DC Sponsors Say Reviewing Fees Most Important Fiduciary Action

Defined contribution (DC) plan sponsors said reviewing plan-related expenses was the most important fiduciary action they took over the past year, according to a Callan Associates survey.

Virtually all (93.3%) of the plan sponsors in Callan’s 2010 Defined Contribution Trends Survey: Getting the DC Plan Back on Track had calculated the fees of their DC plan within the past 24 months, with the majority (84%) having done so within the past year, according to a press release. Plan sponsors also said that in 2009 they kept a sharp eye on monitoring and evaluating fund performance and increased their communications to calm participants’ fears about the market decline.

However, in 2010, strategic initiatives—which include reviewing investment structure and plan design—will rise in importance. “In 2009, plan sponsors were consumed with managing poorly performing investments and helping participants navigate the market collapse,” said Lori Lucas, defined contribution practice leader at Callan, in the press release. “Now that most of the fires have been put out, sponsors are focusing on how to reposition their plans for any market challenges ahead.”

In 2009, real return/TIPS funds were the most common fund additions and will likely keep that position in 2010. The second most common fund additions in 2009 were target-date funds, which are also expected to remain in that spot in 2010, according to the survey.

Most DC plans now have a qualified default investment alternative (QDIA), with 69.3% of plan sponsors reporting that a target-date fund is their default. Lucas pointed out in the press release that in 2009, 55.9% of plan sponsors offered the target-date mutual fund of their recordkeeper, and that number is expected to be 56.5% in 2010.

Mutual funds dominate as an available investment vehicle (93.2%). However, more than half of plan sponsors (52.7%) also use collective trusts—often a stable value fund—and more than one-third (37.8%) use separate accounts.

Nearly 19% of plan sponsors either reduced or eliminated their company matching contribution in 2009, but in 2010, only about 8% plan to take that action. Over the next 12 months, 58% of sponsors that either reduced or eliminated the match plan to reinstate it.

The adoption of auto features has plateaued, with just under half (43.9%) of plans offering automatic enrollment in 2009—a figure that has changed little since 2007. Similarly, the proportion of plans offering automatic contribution escalation has stagnated to about one-third over the past several years.
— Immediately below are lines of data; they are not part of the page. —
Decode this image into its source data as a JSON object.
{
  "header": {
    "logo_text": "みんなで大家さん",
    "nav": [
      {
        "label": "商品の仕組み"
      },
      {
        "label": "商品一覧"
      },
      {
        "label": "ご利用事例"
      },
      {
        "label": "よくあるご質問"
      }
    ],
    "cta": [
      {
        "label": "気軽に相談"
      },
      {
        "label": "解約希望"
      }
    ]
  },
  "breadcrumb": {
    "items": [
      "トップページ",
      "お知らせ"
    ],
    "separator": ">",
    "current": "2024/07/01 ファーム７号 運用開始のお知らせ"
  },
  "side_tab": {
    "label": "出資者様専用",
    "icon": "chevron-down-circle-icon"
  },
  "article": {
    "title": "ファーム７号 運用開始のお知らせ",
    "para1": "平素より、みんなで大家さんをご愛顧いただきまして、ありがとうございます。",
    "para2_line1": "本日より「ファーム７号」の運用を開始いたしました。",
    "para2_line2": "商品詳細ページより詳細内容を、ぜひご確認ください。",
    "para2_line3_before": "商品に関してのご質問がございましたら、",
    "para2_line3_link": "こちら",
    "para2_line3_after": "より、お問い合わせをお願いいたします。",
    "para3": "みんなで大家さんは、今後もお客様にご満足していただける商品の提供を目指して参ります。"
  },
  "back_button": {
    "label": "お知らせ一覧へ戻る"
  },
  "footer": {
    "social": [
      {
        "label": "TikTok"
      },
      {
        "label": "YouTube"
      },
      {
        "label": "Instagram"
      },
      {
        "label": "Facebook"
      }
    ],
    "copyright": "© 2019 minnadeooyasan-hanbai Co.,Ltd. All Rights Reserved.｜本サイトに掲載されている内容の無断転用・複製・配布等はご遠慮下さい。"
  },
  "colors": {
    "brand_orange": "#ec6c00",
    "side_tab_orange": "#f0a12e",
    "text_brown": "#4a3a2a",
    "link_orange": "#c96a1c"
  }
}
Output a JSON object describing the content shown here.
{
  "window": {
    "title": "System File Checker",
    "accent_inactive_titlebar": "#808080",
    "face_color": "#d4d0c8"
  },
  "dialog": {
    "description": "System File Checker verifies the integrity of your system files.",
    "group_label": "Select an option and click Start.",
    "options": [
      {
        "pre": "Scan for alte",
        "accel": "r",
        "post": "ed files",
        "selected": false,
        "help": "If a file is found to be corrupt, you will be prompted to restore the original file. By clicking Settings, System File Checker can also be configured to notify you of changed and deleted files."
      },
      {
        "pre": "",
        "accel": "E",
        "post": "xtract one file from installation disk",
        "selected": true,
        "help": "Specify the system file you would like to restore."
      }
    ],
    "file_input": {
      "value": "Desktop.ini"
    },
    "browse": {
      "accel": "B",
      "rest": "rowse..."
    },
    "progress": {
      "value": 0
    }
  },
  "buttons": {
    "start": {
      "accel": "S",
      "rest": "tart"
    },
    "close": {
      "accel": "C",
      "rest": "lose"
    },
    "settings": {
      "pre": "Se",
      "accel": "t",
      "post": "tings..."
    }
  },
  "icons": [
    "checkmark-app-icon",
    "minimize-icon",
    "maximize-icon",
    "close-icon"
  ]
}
Callan surveyed 90 companies representing more than $300 billion in DC assets. The majority of respondents (nearly 74%) offer 401(k) plans and one in 10 have 403(b) plans—double the amount in Callan’s 2008 survey. The majority of plans have more than $100 million in assets and one-third have assets of more the $1 billion. Fifty-four percent view their DC plan as the primary company retirement plan.